Ethnic Albanians rallied in several Macedonian towns on Friday (11 May) to protest against a police operation that saw suspects arrested in the deaths of five people. The regional press saw the protests as a sign of rising radical Islam in the country.
Thousands of ethnic Albanians demonstrated against the arrest of three men charged over the killing of five Macedonians last month.
Photos from the scenes showed that many of the protestors waved Saudi flags and that some wore T-shirts with inscriptions such as “Islam will dominate the world”.
On 13 April five slain Macedonian fishermen were discovered beside a lake in the village of Smiljkovci north of Skopje. Four of the victims were in their late teens or early 20s. The fifth was a man in his 40s. On 1 May, police arrested 20 people, including radical Islamists who reportedly fought with the Taliban in Afghanistan, as suspects in the murders.
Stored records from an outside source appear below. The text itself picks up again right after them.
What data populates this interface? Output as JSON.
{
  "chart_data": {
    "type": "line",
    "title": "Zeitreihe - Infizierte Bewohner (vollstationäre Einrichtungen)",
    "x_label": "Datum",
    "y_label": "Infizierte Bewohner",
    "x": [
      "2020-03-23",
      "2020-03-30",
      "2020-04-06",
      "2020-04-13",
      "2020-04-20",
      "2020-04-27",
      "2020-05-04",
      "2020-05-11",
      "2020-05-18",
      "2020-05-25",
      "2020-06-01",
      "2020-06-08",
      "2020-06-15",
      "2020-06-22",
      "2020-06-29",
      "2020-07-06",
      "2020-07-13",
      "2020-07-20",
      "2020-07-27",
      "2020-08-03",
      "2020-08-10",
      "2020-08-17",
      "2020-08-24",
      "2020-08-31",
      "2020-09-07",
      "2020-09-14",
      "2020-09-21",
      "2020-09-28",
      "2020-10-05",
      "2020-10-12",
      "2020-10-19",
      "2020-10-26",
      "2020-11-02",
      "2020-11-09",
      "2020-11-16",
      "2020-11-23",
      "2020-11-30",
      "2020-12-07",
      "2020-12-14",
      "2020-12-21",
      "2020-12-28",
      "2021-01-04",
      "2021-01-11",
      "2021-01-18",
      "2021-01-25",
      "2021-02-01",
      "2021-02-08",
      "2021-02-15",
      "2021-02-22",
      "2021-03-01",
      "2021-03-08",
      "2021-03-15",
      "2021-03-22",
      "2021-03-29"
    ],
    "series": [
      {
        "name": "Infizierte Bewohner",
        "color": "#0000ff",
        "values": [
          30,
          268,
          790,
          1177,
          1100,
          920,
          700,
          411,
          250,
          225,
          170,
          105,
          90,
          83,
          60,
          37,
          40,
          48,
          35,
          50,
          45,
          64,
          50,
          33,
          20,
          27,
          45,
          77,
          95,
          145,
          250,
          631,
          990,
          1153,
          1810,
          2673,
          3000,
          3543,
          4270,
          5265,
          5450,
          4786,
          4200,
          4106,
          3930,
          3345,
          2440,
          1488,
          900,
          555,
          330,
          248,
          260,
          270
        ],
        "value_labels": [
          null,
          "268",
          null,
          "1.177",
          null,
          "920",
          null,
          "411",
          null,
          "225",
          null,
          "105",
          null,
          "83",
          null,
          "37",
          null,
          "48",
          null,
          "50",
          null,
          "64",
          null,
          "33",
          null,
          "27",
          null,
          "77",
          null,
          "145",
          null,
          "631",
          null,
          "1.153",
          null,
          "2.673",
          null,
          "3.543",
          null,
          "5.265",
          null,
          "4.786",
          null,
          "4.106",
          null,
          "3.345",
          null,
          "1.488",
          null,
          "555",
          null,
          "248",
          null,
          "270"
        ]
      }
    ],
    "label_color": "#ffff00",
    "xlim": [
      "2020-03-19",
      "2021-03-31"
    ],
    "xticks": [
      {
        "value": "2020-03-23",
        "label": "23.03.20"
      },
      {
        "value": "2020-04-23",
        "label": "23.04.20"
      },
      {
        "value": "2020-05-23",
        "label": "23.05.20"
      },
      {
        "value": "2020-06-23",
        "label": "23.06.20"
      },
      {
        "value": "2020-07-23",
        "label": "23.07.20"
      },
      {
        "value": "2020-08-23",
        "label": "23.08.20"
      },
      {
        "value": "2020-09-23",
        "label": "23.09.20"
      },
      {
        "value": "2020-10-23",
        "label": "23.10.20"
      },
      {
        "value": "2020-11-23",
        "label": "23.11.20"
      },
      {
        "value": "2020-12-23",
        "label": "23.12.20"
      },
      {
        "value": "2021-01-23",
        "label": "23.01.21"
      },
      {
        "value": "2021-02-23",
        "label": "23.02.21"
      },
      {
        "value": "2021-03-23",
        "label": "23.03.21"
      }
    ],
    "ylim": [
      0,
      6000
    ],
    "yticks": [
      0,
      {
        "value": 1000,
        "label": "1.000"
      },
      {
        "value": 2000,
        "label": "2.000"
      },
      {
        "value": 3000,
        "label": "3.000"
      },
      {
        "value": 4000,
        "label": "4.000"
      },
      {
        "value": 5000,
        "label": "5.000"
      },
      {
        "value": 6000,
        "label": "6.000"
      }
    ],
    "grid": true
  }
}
Demonstrators shouting slogans such as “UCK” (the now-defunct liberation movement in Kosovo in the late 1990s), “See you in the mountains” and “Greater Albania”, threw rocks at police, the SETimes reported. The news site also reported that protestors attacked the offices of Skopje’s Chair municipality whose mayor, Izet Medziti, belongs to the ruling Albanian party Democratic Union for Integration (DUI). “Clearly they do not want co-existence - their slogans betray the goal to misuse Islam to create an ethnically pure state, which means conflict in the region. Slogans in support of the Democratic Party of Albanians also betray the involvement of some political parties to benefit from such an abuse of religion,” Ivan Babanovski, a former security studies professor, told SETimes.
The Serbian news agency Tanjug reported that protestors also carried banners against the Macedonian government and Prime Minster Nikola Gruevski, whom they called a “terrorist” and a “Chetnik”, a reference to the Serbian nationalist movement that used terror tactics against Muslims during World War II. They shouted “murderers” at the police.
The demonstrators also carried banners saying that “Serbs and Macedonians” were responsible for the murder of the five men.
Protests were also reported in the towns of Gostivar and Tetovo.
There is widespread belief among analysts and the Macedonian public that the protests are intended to destabilise Macedonia prior to the NATO summit in Chicago on 20-21 May. Macedonia’s bid to join NATO was blocked in 2008 by Greece over the long-standing name dispute between Athens and Skopje.
Some analysts in the region now worry of renewed attempts to carve out an ethnic Albanian state in western Macedonia.
According to security experts, there are an estimated 5,000 battle-hardened Islamists from the wars in Bosnia and Herzegovina, Kosovo and a past conflict in Macedoniа living in the region.
Dzevad Galijašević, a member of the Southeast Europe Expert Team for the Fight against Terrorism and Organised Crime, told SETimes the number of Wahabbis followers is far greater. He argued that regional countries should cut off the Wahabbis’ financial channels, and arrest the leaders and most prominent members who espouse violence.